EMOTIONS IN MEDICINE, HEALTH AND WELLBEING
Date: 21st August 2025 – In Person
Registration details to follow
This research symposium at the University of Sydney and co-organised with the Shame and Medicine Project critically interrogates the role of self-conscious emotions in health, medicine, and well-being discourse. Emotions are not merely internal states; they are shaped by overlapping structures of power deeply influencing ethical theory and healthcare practice. Social hierarchies such as race, gender, class, caste, disability, and migration status shape how emotions are experienced and expressed. Emotions are not neutral but are entangled with systemic inequities—determining whose pain is taken seriously, whose suffering is medicalized or dismissed, and whose expressions of grief, anger, humor, humiliation, shame, or care are deemed appropriate or disruptive.
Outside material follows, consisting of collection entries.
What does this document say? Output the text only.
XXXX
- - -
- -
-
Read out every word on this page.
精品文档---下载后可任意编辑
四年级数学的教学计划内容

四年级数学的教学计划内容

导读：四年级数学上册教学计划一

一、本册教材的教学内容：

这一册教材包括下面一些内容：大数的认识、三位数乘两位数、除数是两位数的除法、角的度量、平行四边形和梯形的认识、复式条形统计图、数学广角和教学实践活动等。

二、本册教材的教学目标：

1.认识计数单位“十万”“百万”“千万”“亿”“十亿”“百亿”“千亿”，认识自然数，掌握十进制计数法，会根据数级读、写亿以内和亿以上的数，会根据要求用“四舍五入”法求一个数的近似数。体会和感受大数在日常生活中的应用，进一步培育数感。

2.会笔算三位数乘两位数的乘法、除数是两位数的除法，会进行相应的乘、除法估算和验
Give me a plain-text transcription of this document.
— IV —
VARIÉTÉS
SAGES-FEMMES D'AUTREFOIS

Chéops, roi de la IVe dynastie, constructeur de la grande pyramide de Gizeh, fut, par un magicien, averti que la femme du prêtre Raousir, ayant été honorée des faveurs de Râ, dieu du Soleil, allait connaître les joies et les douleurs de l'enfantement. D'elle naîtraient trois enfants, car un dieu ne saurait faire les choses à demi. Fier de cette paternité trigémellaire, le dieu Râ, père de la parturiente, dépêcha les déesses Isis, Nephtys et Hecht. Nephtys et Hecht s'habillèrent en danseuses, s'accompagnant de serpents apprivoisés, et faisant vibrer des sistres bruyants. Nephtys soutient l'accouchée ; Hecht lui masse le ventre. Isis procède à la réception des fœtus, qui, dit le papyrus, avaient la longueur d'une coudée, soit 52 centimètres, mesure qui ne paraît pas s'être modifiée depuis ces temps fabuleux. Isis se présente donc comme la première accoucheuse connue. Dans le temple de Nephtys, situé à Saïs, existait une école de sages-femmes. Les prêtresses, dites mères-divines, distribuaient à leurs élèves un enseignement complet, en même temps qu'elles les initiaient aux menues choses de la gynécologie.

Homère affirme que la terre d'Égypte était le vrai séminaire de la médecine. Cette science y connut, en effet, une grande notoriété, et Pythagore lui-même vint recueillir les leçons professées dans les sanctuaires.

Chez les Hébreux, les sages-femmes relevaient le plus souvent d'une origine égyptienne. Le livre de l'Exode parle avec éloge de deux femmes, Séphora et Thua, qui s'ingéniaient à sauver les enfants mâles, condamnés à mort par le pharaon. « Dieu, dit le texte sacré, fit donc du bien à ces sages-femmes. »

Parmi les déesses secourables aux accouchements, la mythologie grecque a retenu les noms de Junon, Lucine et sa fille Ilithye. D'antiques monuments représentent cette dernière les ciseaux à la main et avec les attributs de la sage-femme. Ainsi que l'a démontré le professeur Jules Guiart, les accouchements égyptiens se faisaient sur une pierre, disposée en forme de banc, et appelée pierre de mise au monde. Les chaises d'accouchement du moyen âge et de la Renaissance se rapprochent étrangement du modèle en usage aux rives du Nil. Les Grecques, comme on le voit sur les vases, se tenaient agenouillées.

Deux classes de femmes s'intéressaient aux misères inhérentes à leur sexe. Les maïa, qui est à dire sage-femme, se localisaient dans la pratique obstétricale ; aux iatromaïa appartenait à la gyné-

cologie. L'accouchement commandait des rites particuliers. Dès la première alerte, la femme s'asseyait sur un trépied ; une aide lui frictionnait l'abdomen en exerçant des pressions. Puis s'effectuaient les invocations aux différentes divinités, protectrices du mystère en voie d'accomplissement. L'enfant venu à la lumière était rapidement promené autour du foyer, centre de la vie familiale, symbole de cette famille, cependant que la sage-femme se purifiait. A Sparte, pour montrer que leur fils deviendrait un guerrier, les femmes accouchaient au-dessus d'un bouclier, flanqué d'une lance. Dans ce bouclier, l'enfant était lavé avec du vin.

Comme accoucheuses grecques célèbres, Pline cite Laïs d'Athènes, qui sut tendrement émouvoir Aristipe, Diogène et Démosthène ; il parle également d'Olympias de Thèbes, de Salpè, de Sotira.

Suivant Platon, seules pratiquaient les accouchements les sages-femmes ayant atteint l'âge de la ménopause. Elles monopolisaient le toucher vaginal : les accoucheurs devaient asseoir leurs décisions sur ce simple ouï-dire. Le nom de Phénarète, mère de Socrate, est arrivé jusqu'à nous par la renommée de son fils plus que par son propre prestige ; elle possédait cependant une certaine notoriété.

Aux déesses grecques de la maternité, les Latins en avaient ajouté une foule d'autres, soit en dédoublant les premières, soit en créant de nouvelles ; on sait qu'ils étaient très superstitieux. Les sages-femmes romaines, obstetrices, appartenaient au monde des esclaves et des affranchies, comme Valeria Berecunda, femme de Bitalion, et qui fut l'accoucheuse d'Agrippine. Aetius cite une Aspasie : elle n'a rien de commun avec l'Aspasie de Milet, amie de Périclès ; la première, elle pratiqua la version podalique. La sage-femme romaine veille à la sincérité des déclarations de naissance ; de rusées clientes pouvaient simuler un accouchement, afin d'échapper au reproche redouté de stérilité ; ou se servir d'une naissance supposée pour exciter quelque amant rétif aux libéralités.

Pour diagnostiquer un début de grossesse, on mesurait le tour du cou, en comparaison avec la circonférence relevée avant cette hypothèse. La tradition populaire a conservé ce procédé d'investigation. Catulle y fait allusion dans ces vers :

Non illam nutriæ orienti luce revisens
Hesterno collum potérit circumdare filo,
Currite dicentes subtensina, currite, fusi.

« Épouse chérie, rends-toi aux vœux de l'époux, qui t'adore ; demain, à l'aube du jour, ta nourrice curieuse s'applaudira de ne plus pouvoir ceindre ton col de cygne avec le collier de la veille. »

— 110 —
By examining emotions through this lens, we uncover how they function as both tools of control and acts of resistance, shaping healthcare interactions, ethical norms, and the possibilities for more just and equitable forms of care.
How do emotions mediate moral evaluations and values in healthcare spaces? How do they reinforce or disrupt hierarchies of knowledge, authority, and care? Whose emotions are legitimized, and whose are dismissed as irrational or excessive? Symposium speakers will engage with these questions to uncover the ways emotions shape health outcomes, ethical affordances, and the broader politics of care, calling attention to how emotions operate within systems of power, marginalization, and resistance in healthcare.
Objectives
The symposium’s main objective is to initiate interdisciplinary discussion about emotions and values within healthcare debates, and its significance to ethical theory, practice and ethics education. A symposium such as this one will provide a unique opportunity for humanities, artists, healthcare professionals, and social research scholars to discuss the significance of emotions towards health, wellbeing and in general in medicine discourse.